By Carol Shaughnessy
Florida Keys News Bureau

KEY WEST, Florida Keys — Its body is just 2.5 inches long, it’s at least 90 miles away from home and its skunk-like aroma prompted researchers to dub it “Stinky Phil.” But the unprepossessing Cuban fig-eating bat (Phyllops falcatus) that has taken up residence in the Key West Tropical Forest & Botanical Garden has made history as the first of its species ever sighted in the continental United States.

The bat was discovered by students from Duke University’s Nicholas School of the Environment and Earth Sciences who were surveying for moths in the botanical garden, and was identified by Dr. Ted Fleming of the University of Miami. Cynthia Marks, executive director of the nonprofit Florida Bat Center, captured it, recorded its presence and confirmed its identity before returning it to the garden.

“Stinky Phil” is a resident of the Key West Tropical Forest & Botanical Garden.“Stinky Phil” is a resident of the Key West Tropical Forest & Botanical Garden.

The tropical forest and botanical garden, the only frost-free tropical moist forest garden in the continental United States, offers a particularly rich environment for fauna including bats. The 7.5-acre tract contains more than 170 species of trees and plants, including more than 30 endangered species, and the dense foliage that provides the protected roosts bats prefer.

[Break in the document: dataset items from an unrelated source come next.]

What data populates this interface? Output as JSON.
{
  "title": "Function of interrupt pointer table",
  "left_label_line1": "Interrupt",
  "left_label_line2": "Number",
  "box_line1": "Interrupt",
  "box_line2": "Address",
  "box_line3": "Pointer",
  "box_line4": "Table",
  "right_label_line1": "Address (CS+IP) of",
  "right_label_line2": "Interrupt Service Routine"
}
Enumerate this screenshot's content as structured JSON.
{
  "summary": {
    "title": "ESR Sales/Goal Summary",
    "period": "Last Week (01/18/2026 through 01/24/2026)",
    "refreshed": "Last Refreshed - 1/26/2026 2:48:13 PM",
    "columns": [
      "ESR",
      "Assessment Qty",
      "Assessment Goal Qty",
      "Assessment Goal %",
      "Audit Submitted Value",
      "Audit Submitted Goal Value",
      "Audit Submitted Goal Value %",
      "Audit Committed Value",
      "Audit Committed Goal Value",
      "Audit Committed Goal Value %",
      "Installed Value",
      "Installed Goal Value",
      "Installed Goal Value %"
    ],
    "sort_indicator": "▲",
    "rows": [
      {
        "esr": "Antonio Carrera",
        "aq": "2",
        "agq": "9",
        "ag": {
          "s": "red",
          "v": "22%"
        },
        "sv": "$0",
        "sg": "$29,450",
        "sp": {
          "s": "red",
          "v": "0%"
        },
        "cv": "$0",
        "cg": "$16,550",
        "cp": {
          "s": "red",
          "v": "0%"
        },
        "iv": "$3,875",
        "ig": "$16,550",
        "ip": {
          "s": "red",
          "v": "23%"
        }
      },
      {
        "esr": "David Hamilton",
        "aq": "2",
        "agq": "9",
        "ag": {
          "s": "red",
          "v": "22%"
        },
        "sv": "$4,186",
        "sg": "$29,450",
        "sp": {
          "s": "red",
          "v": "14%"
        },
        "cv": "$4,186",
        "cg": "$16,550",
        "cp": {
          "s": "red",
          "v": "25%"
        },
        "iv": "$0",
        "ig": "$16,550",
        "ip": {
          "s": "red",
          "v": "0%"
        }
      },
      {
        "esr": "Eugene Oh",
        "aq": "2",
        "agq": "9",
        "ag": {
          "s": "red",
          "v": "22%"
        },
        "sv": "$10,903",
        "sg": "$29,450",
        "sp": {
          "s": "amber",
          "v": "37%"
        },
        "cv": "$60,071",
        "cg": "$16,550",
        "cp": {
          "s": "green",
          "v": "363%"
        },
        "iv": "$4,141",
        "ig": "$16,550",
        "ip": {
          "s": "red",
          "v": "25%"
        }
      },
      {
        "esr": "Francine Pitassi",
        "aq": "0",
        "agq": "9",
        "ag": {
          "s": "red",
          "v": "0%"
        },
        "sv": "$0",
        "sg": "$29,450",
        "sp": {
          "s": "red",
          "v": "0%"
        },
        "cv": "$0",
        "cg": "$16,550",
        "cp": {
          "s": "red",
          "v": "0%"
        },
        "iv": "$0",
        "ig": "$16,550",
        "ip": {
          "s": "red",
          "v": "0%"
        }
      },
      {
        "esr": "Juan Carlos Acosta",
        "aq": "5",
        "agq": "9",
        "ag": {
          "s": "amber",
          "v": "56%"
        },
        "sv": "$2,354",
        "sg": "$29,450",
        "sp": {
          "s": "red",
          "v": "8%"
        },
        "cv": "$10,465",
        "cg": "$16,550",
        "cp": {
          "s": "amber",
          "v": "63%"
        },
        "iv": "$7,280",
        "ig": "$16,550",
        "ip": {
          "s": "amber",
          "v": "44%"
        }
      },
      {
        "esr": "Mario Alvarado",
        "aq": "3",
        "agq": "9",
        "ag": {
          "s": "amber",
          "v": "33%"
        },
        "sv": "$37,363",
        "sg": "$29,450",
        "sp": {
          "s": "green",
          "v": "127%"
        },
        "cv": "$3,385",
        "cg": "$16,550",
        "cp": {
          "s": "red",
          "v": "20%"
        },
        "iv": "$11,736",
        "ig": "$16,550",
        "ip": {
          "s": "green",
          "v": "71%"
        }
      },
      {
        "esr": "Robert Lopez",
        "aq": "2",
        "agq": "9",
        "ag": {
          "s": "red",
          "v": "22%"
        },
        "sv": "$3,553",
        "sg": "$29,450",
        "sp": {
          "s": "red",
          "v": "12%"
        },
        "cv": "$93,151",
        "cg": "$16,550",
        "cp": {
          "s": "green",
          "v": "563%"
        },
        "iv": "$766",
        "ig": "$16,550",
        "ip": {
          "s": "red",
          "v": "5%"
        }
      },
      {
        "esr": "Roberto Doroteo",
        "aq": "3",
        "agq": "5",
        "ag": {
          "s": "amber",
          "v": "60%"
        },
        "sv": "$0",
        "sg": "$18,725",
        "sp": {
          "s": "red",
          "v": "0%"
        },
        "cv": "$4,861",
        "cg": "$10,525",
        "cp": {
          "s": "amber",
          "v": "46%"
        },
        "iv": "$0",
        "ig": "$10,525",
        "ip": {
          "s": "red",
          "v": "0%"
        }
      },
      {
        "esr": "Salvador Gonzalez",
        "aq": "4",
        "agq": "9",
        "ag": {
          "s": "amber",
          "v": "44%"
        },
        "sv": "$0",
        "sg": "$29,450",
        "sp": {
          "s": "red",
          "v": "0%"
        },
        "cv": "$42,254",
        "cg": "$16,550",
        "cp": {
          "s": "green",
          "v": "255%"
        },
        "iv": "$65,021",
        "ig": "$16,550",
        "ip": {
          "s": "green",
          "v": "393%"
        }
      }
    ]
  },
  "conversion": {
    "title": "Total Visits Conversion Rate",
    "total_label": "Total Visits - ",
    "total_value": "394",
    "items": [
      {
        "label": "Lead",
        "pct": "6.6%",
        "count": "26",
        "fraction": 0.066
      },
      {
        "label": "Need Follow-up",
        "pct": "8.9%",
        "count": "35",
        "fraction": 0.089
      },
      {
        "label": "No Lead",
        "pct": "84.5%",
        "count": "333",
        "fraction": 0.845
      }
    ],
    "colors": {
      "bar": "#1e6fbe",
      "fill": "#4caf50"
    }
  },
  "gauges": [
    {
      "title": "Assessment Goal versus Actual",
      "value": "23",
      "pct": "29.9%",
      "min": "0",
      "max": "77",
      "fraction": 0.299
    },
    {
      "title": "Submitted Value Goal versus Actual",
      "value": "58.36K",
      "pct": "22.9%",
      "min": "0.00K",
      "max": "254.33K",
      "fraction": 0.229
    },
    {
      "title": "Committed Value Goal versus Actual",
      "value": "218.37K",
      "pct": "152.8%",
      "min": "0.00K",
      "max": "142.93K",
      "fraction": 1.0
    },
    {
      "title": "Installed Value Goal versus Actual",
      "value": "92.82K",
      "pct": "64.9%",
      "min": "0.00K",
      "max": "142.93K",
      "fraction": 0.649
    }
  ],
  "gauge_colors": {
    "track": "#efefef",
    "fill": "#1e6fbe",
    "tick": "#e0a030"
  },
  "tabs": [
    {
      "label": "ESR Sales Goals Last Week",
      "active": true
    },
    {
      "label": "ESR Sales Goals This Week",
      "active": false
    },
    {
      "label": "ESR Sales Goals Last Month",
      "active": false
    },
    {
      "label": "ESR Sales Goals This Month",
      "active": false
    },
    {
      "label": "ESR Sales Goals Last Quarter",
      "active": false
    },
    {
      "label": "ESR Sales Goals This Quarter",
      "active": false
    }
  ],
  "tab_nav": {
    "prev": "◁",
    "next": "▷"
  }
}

Because the lower Florida Keys are so close to the Caribbean islands and only 90 miles from Cuba, Marks said, rare specimens of Neotropical bats occasionally show up in Key West and adjoining Stock Island.

Marks and other researchers believe “Stinky Phil” is a lone representative of his species who lost his way — or was blown over from Cuba during hurricanes that churned the Caribbean but bypassed the Florida Keys in the summer of 2004.

The bat’s presence in Key West has prompted Carolann Sharkey, president of the Key West Botanical Garden Society that manages the garden, to begin creating a “Stinky Phil” Bat Center and exhibit near the area where the creature is regularly sighted. Slated to open in the summer of 2005, the center is to include information on Cuban fig-eating bats and other bat species, as well as a telescope that visitors can use to scan the foliage for Phil.